Billet. Pourquoi relire 1984 en 2025 ?

by Fousseni TOGOLA 3 avril 2025
written by Fousseni TOGOLA 2 minutes read

En 2025, Orwell n’est plus une référence littéraire, mais un miroir. Dans un monde où la surveillance est volontaire et la vérité négociable, relire 1984 devient un acte de résistance tranquille.

Il n’a jamais été aussi urgent de relire 1984. Pas pour le plaisir morbide de constater à quel point George Orwell avait vu juste, mais pour mesurer tout ce que nous avons accepté, lentement, insidieusement, au nom de la sécurité, du progrès, ou du confort. 

Nous vivons dans un monde où la surveillance est désormais invisible et consentie. Les écrans sont devenus les complices dociles de notre dépendance à l’instant.
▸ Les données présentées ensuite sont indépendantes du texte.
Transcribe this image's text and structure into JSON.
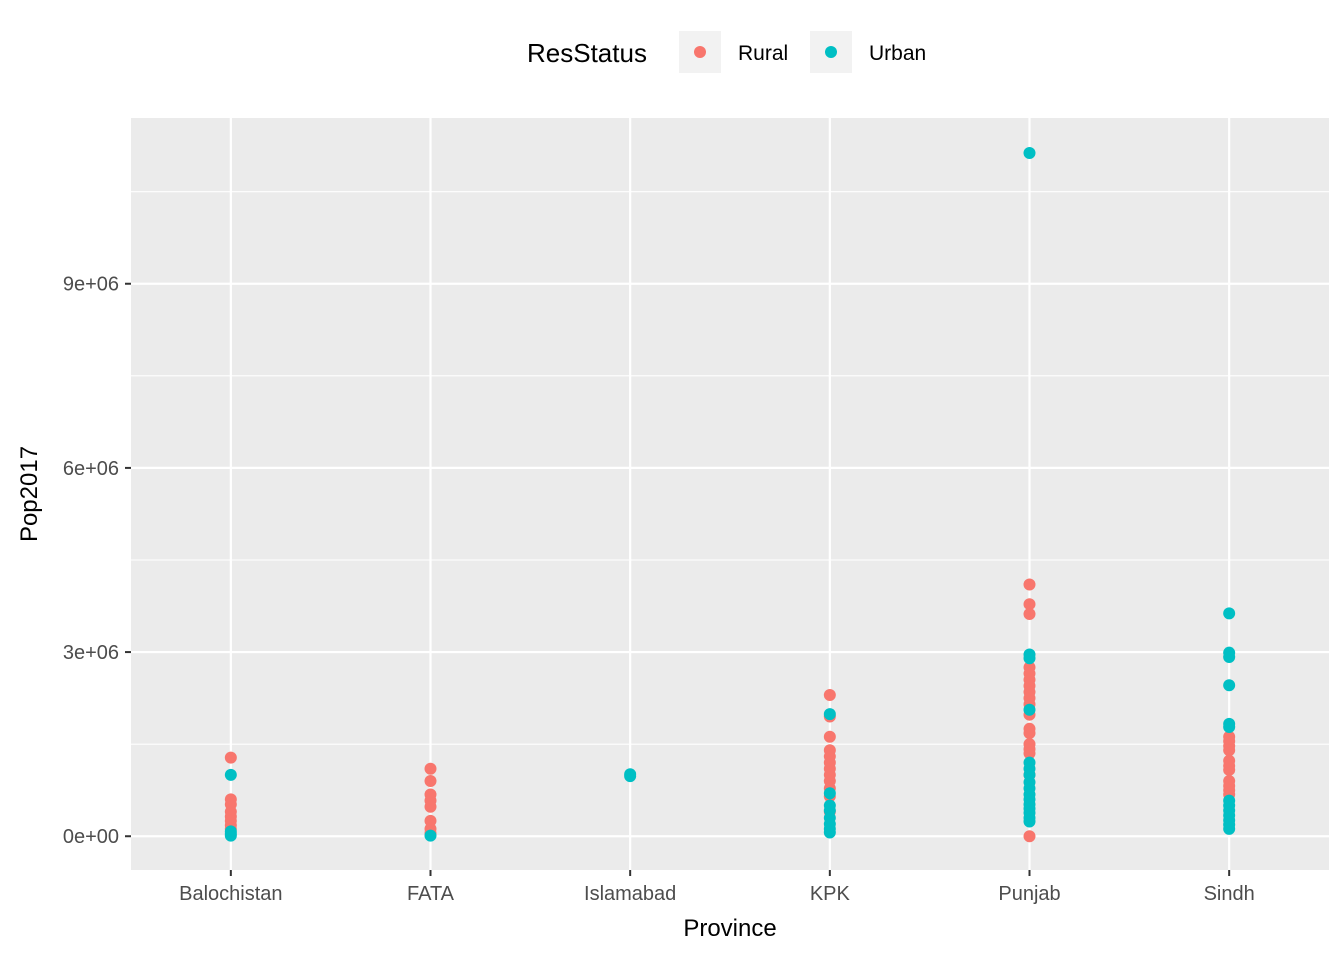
{
  "chart_data": {
    "type": "scatter",
    "xlabel": "Province",
    "ylabel": "Pop2017",
    "categories": [
      "Balochistan",
      "FATA",
      "Islamabad",
      "KPK",
      "Punjab",
      "Sindh"
    ],
    "y_ticks": [
      {
        "value": 0,
        "label": "0e+00"
      },
      {
        "value": 3000000,
        "label": "3e+06"
      },
      {
        "value": 6000000,
        "label": "6e+06"
      },
      {
        "value": 9000000,
        "label": "9e+06"
      }
    ],
    "ylim": [
      -550000,
      11700000
    ],
    "grid": true,
    "legend": {
      "title": "ResStatus",
      "position": "top",
      "entries": [
        {
          "label": "Rural",
          "color": "#F8766D"
        },
        {
          "label": "Urban",
          "color": "#00BFC4"
        }
      ]
    },
    "series": [
      {
        "name": "Rural",
        "color": "#F8766D",
        "points": [
          {
            "x": "Balochistan",
            "y": 1280000
          },
          {
            "x": "Balochistan",
            "y": 600000
          },
          {
            "x": "Balochistan",
            "y": 520000
          },
          {
            "x": "Balochistan",
            "y": 400000
          },
          {
            "x": "Balochistan",
            "y": 320000
          },
          {
            "x": "Balochistan",
            "y": 250000
          },
          {
            "x": "Balochistan",
            "y": 180000
          },
          {
            "x": "Balochistan",
            "y": 120000
          },
          {
            "x": "FATA",
            "y": 1100000
          },
          {
            "x": "FATA",
            "y": 900000
          },
          {
            "x": "FATA",
            "y": 680000
          },
          {
            "x": "FATA",
            "y": 580000
          },
          {
            "x": "FATA",
            "y": 480000
          },
          {
            "x": "FATA",
            "y": 250000
          },
          {
            "x": "FATA",
            "y": 120000
          },
          {
            "x": "FATA",
            "y": 50000
          },
          {
            "x": "KPK",
            "y": 2300000
          },
          {
            "x": "KPK",
            "y": 1950000
          },
          {
            "x": "KPK",
            "y": 1620000
          },
          {
            "x": "KPK",
            "y": 1400000
          },
          {
            "x": "KPK",
            "y": 1300000
          },
          {
            "x": "KPK",
            "y": 1200000
          },
          {
            "x": "KPK",
            "y": 1100000
          },
          {
            "x": "KPK",
            "y": 1000000
          },
          {
            "x": "KPK",
            "y": 900000
          },
          {
            "x": "KPK",
            "y": 780000
          },
          {
            "x": "KPK",
            "y": 650000
          },
          {
            "x": "KPK",
            "y": 400000
          },
          {
            "x": "Punjab",
            "y": 4100000
          },
          {
            "x": "Punjab",
            "y": 3780000
          },
          {
            "x": "Punjab",
            "y": 3620000
          },
          {
            "x": "Punjab",
            "y": 2750000
          },
          {
            "x": "Punjab",
            "y": 2650000
          },
          {
            "x": "Punjab",
            "y": 2550000
          },
          {
            "x": "Punjab",
            "y": 2450000
          },
          {
            "x": "Punjab",
            "y": 2350000
          },
          {
            "x": "Punjab",
            "y": 2250000
          },
          {
            "x": "Punjab",
            "y": 2150000
          },
          {
            "x": "Punjab",
            "y": 1980000
          },
          {
            "x": "Punjab",
            "y": 1750000
          },
          {
            "x": "Punjab",
            "y": 1680000
          },
          {
            "x": "Punjab",
            "y": 1500000
          },
          {
            "x": "Punjab",
            "y": 1420000
          },
          {
            "x": "Punjab",
            "y": 1350000
          },
          {
            "x": "Punjab",
            "y": 1000000
          },
          {
            "x": "Punjab",
            "y": 0
          },
          {
            "x": "Sindh",
            "y": 1620000
          },
          {
            "x": "Sindh",
            "y": 1550000
          },
          {
            "x": "Sindh",
            "y": 1470000
          },
          {
            "x": "Sindh",
            "y": 1400000
          },
          {
            "x": "Sindh",
            "y": 1230000
          },
          {
            "x": "Sindh",
            "y": 1150000
          },
          {
            "x": "Sindh",
            "y": 1080000
          },
          {
            "x": "Sindh",
            "y": 900000
          },
          {
            "x": "Sindh",
            "y": 820000
          },
          {
            "x": "Sindh",
            "y": 750000
          },
          {
            "x": "Sindh",
            "y": 680000
          }
        ]
      },
      {
        "name": "Urban",
        "color": "#00BFC4",
        "points": [
          {
            "x": "Balochistan",
            "y": 1000000
          },
          {
            "x": "Balochistan",
            "y": 80000
          },
          {
            "x": "Balochistan",
            "y": 40000
          },
          {
            "x": "Balochistan",
            "y": 10000
          },
          {
            "x": "FATA",
            "y": 10000
          },
          {
            "x": "Islamabad",
            "y": 1010000
          },
          {
            "x": "Islamabad",
            "y": 980000
          },
          {
            "x": "KPK",
            "y": 1990000
          },
          {
            "x": "KPK",
            "y": 700000
          },
          {
            "x": "KPK",
            "y": 500000
          },
          {
            "x": "KPK",
            "y": 420000
          },
          {
            "x": "KPK",
            "y": 300000
          },
          {
            "x": "KPK",
            "y": 200000
          },
          {
            "x": "KPK",
            "y": 120000
          },
          {
            "x": "KPK",
            "y": 60000
          },
          {
            "x": "Punjab",
            "y": 11130000
          },
          {
            "x": "Punjab",
            "y": 2960000
          },
          {
            "x": "Punjab",
            "y": 2900000
          },
          {
            "x": "Punjab",
            "y": 2060000
          },
          {
            "x": "Punjab",
            "y": 1200000
          },
          {
            "x": "Punjab",
            "y": 1100000
          },
          {
            "x": "Punjab",
            "y": 1000000
          },
          {
            "x": "Punjab",
            "y": 880000
          },
          {
            "x": "Punjab",
            "y": 780000
          },
          {
            "x": "Punjab",
            "y": 680000
          },
          {
            "x": "Punjab",
            "y": 600000
          },
          {
            "x": "Punjab",
            "y": 520000
          },
          {
            "x": "Punjab",
            "y": 450000
          },
          {
            "x": "Punjab",
            "y": 380000
          },
          {
            "x": "Punjab",
            "y": 300000
          },
          {
            "x": "Punjab",
            "y": 240000
          },
          {
            "x": "Sindh",
            "y": 3630000
          },
          {
            "x": "Sindh",
            "y": 2990000
          },
          {
            "x": "Sindh",
            "y": 2920000
          },
          {
            "x": "Sindh",
            "y": 2460000
          },
          {
            "x": "Sindh",
            "y": 1830000
          },
          {
            "x": "Sindh",
            "y": 1780000
          },
          {
            "x": "Sindh",
            "y": 580000
          },
          {
            "x": "Sindh",
            "y": 500000
          },
          {
            "x": "Sindh",
            "y": 420000
          },
          {
            "x": "Sindh",
            "y": 340000
          },
          {
            "x": "Sindh",
            "y": 260000
          },
          {
            "x": "Sindh",
            "y": 190000
          },
          {
            "x": "Sindh",
            "y": 120000
          }
        ]
      }
    ]
  }
}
La langue se simplifie, se désosse, jusqu’à en devenir inoffensive. L’Histoire s’efface, se réécrit ou s’ignore — selon les besoins du jour. Big Brother n’est plus un dictateur, c’est un algorithme.

Plus qu’une suggestion littéraire, un acte de lucidité

Orwell, lui, pensait en dictatures bruyantes. Nous avons inventé des démocratures muettes. Et chacun y va de son écran, de son identifiant, de sa géolocalisation offerte, de son visage numérisé avec le sourire. Qui a besoin de policiers quand il y a des abonnements ? Qui a besoin de censure quand l’autocensure est devenue une politesse sociale ?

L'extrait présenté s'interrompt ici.